Fighting with Keri over Jason Voorhees outside of Terrordome (she won and ended up taking him to our high school’s Christmas dance that year, but he ended up being a real motherfucker, so I guess I won after all); peeing my pants inside the claustrophobic fog-machine-stenched halls of Victory’s Haunted School and scream-singing Superdrag’s “Sucked Out” with Lisa in order to be let out of one of the rooms; wrecking into the chainsaw guy’s car at that same haunted house years later and sometimes literally wondering, “OMFG WHAT IF THIS IS REAL & I’M GOING TO DIE TONIGHT?” while having some strange man snarl in my ear and coat my neck with his warm, sleazy breath: These are all some of my favorite memories and why, even as an adult, my stomach does little flip-flops every October. That adrenaline rush of being someone’s horror movie prey for 30 minutes a night and the release of tension when it’s over is what makes me continue to fork over money to this crazy industry year after year. (Though there are some that I refuse to go to because they’re over-hyped and just not good.
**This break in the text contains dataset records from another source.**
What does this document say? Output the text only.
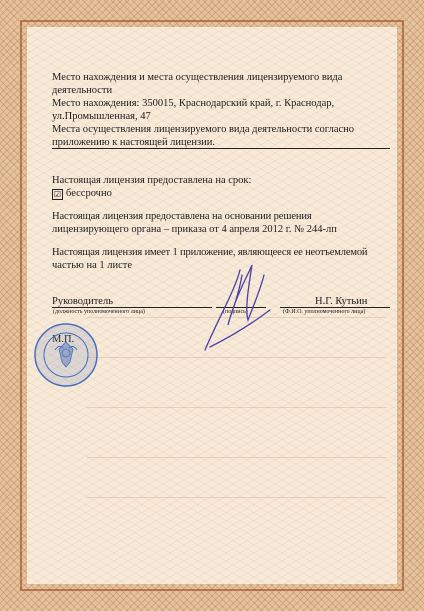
Место нахождения и места осуществления лицензируемого вида
деятельности
Место нахождения: 350015, Краснодарский край, г. Краснодар,
ул.Промышленная, 47
Места осуществления лицензируемого вида деятельности согласно
приложению к настоящей лицензии.
Настоящая лицензия предоставлена на срок:
☑ бессрочно
Настоящая лицензия предоставлена на основании решения
лицензирующего органа – приказа от 4 апреля 2012 г. № 244-лп
Настоящая лицензия имеет 1 приложение, являющееся ее неотъемлемой
частью на 1 листе
Руководитель
(должность уполномоченного лица)	(подпись)
Н.Г. Кутьин
(Ф.И.О. уполномоченного лица)
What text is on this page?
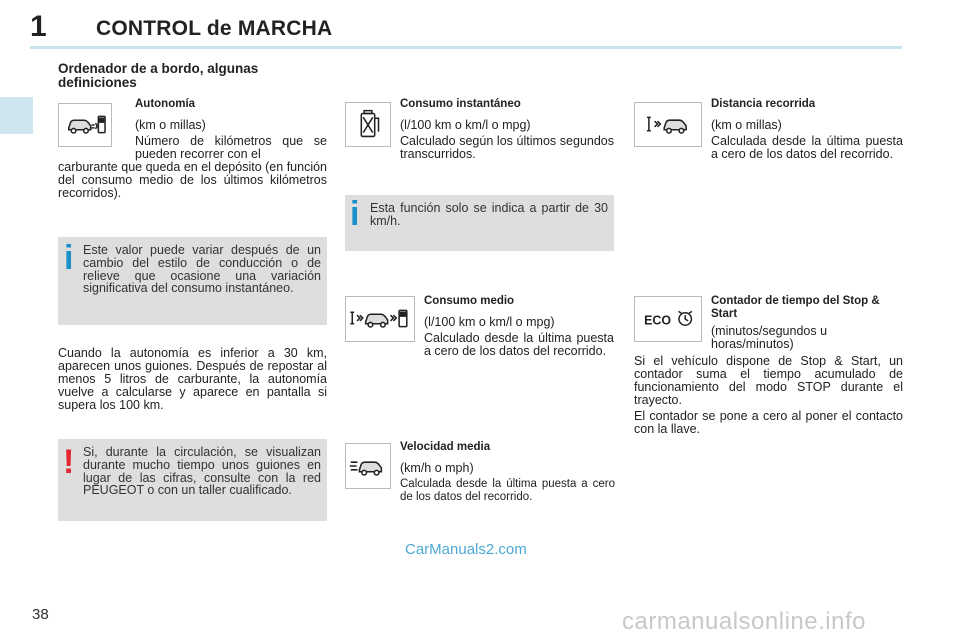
1 CONTROL de MARCHA
Ordenador de a bordo, algunas definiciones
Autonomía
(km o millas)
Número de kilómetros que se pueden recorrer con el
carburante que queda en el depósito (en función del consumo medio de los últimos kilómetros recorridos).
i Este valor puede variar después de un cambio del estilo de conducción o de relieve que ocasione una variación significativa del consumo instantáneo.
Cuando la autonomía es inferior a 30 km, aparecen unos guiones. Después de repostar al menos 5 litros de carburante, la autonomía vuelve a calcularse y aparece en pantalla si supera los 100 km.
! Si, durante la circulación, se visualizan durante mucho tiempo unos guiones en lugar de las cifras, consulte con la red PEUGEOT o con un taller cualificado.
Consumo instantáneo
(l/100 km o km/l o mpg)
Calculado según los últimos segundos transcurridos.
i Esta función solo se indica a partir de 30 km/h.
Consumo medio
(l/100 km o km/l o mpg)
Calculado desde la última puesta a cero de los datos del recorrido.
Velocidad media
(km/h o mph)
Calculada desde la última puesta a cero de los datos del recorrido.
Distancia recorrida
(km o millas)
Calculada desde la última puesta a cero de los datos del recorrido.
ECO
Contador de tiempo del Stop & Start
(minutos/segundos u horas/minutos)
Si el vehículo dispone de Stop & Start, un contador suma el tiempo acumulado de funcionamiento del modo STOP durante el trayecto.
El contador se pone a cero al poner el contacto con la llave.
CarManuals2.com
38	carmanualsonline.info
Keep your animatronics and give me all the old-fashioned garbage bag-curtained VFW haunted halls; it’s the simple things that scare me.)

It started with a scrapbook of sorts, just a regular notebook into which I modpodged ticket stubs, newspaper ads and other haunt memorabilia. (Like a penny I found at the now-defunct Castle Shannon Haunted School. Who keeps shit like that? A future hoarder, that’s who.)
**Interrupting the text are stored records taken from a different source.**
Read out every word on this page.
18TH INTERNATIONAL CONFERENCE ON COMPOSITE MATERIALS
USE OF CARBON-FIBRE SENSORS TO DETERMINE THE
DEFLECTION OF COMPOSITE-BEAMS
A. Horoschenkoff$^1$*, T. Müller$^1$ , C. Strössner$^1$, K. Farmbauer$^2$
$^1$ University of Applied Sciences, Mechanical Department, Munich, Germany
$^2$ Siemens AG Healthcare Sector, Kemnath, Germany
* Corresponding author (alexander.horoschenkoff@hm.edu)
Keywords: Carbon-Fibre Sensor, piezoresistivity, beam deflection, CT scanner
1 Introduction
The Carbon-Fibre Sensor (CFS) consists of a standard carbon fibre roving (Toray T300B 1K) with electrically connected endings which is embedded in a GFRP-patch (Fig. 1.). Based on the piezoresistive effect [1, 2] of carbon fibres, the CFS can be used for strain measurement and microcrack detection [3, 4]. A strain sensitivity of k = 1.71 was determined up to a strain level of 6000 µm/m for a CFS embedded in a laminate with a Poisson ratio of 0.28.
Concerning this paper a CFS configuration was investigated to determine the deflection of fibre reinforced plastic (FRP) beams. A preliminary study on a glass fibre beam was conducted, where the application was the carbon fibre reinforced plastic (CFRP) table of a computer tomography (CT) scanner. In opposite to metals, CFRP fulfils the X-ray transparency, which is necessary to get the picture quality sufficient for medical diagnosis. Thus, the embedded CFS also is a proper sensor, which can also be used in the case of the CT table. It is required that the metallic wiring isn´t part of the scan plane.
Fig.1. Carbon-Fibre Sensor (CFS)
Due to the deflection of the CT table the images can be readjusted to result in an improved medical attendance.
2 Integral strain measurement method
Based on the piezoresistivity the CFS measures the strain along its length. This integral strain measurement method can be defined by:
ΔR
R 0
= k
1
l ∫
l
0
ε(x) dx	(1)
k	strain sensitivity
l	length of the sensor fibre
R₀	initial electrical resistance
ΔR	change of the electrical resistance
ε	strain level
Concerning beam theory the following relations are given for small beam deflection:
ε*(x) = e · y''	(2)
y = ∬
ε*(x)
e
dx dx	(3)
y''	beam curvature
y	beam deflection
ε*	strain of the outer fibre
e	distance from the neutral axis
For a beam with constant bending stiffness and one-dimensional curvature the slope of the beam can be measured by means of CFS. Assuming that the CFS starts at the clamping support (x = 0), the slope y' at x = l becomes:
That same year—1995—I was in a writing class in high school and we had to keep journals which would be turned in to the teacher weekly. I would basically write about shit that I did, just as I still do, but when my mom and I went to the Terrordome that October with my best friend Christy and I wrote about it, my teacher particularly loved that entry because haunted houses were something she was scared of, so scared that she refused to go to any. She wrote in the margins of my journal that she enjoyed reading about it because it was her way of being there without having to leave her house. Around that same time, I realized that as much as she liked reading it, I loved writing it. So the following year, even though I was no longer in her class anymore, I continued writing about every haunted house in that same journal until I ran out of room and my friend Angie bought me a new journal.
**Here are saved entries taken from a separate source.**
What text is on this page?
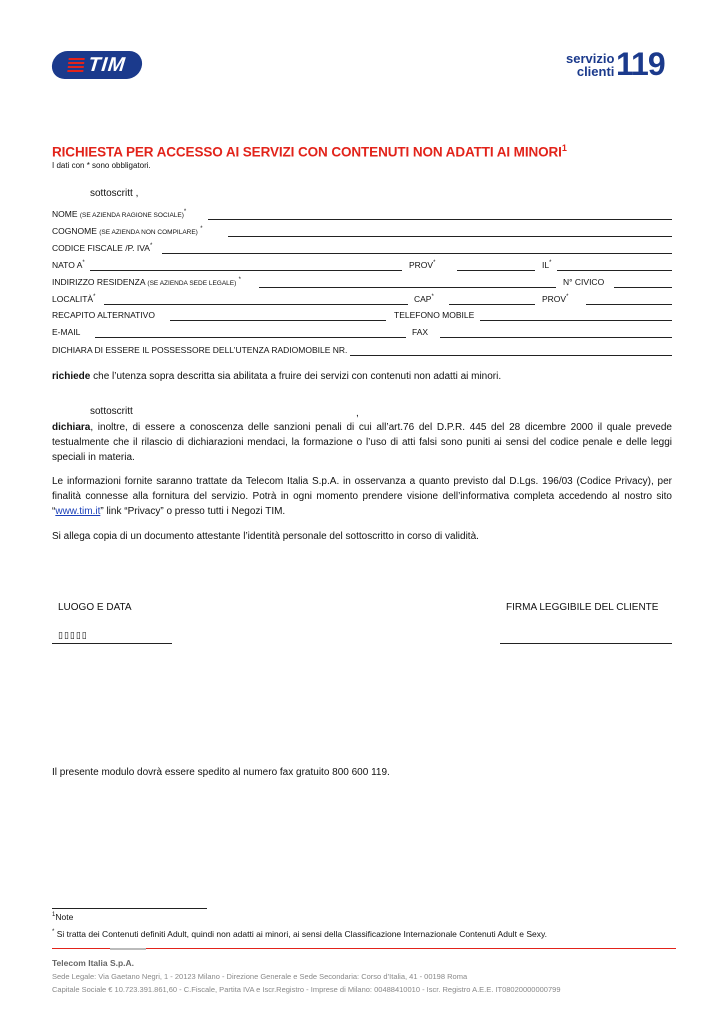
TIM	servizio
clienti 119
RICHIESTA PER ACCESSO AI SERVIZI CON CONTENUTI NON ADATTI AI MINORI$^1$
I dati con * sono obbligatori.
sottoscritt ,
NOME (SE AZIENDA RAGIONE SOCIALE)*
COGNOME (SE AZIENDA NON COMPILARE) *
CODICE FISCALE /P. IVA*
NATO A*	PROV*	IL*
INDIRIZZO RESIDENZA (SE AZIENDA SEDE LEGALE) *	N° CIVICO
LOCALITÀ*	CAP*	PROV*
RECAPITO ALTERNATIVO	TELEFONO MOBILE
E-MAIL	FAX
DICHIARA DI ESSERE IL POSSESSORE DELL’UTENZA RADIOMOBILE NR.
richiede che l’utenza sopra descritta sia abilitata a fruire dei servizi con contenuti non adatti ai minori.
sottoscritt	,
dichiara, inoltre, di essere a conoscenza delle sanzioni penali di cui all’art.76 del D.P.R. 445 del 28 dicembre 2000 il quale prevede testualmente che il rilascio di dichiarazioni mendaci, la formazione o l’uso di atti falsi sono puniti ai sensi del codice penale e delle leggi speciali in materia.
Le informazioni fornite saranno trattate da Telecom Italia S.p.A. in osservanza a quanto previsto dal D.Lgs. 196/03 (Codice Privacy), per finalità connesse alla fornitura del servizio. Potrà in ogni momento prendere visione dell’informativa completa accedendo al nostro sito “www.tim.it” link “Privacy” o presso tutti i Negozi TIM.
Si allega copia di un documento attestante l’identità personale del sottoscritto in corso di validità.
LUOGO E DATA	FIRMA LEGGIBILE DEL CLIENTE
▯▯▯▯▯
Il presente modulo dovrà essere spedito al numero fax gratuito 800 600 119.
$^1$Note
* Si tratta dei Contenuti definiti Adult, quindi non adatti ai minori, ai sensi della Classificazione Internazionale Contenuti Adult e Sexy.
Telecom Italia S.p.A.
Sede Legale: Via Gaetano Negri, 1 - 20123 Milano - Direzione Generale e Sede Secondaria: Corso d’Italia, 41 - 00198 Roma
Capitale Sociale € 10.723.391.861,60 - C.Fiscale, Partita IVA e Iscr.Registro - Imprese di Milano: 00488410010 - Iscr. Registro A.E.E. IT08020000000799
I still keep hand-written haunted house journals which is why I don’t often write about it over here on my blog; in fact, I’m almost out of room in the Goosebumps journal I’ve been using. There are so many stories (literally tomes-full!) and photos that I should probably start sharing them on here, too; maybe start a series if anyone is interested in it.

Someday, Chooch will be old enough to do this shit with me and I just honestly can’t wait. Because when I think back on my early haunted house experiences, it makes me remember how awesome my mom used to be. I wish this was still “our thing.”

  7 Responses to “Haunted House History”

  1. You are a much braver woman then I. My hubby loves the spooks and thrills of this time of year. My heart can’t take it.. seriously.

    • I will be honest and say that have been occasions where I’ve CRIED inside haunted houses because I was so scared, and even one where I tried to leave after the second room because I got super paranoid, lol.

  2. This is awesome! What a great collection!

    (And also, your CB photos are of some of the best haunt pirates I’ve known. I applaud your taste.)

  3. I keep note books of haunts. Any pictures i can get, lots of ads and posters and newspaper clippings , I think I went to a lot of the same ones as you. We conned the chamber of chills people into one of thier posters. I thought that place was kinda cool. I think there were 7 of them scattered across the country. And happy to be part of your collection

  4. Fantastic read, we don’t really have many haunted houses over here in England. Apart from one from when i was a kid but all shut down now. You ever thought about scanning your Haunted house journals And sticking them online. Think they would make for fantastic reading.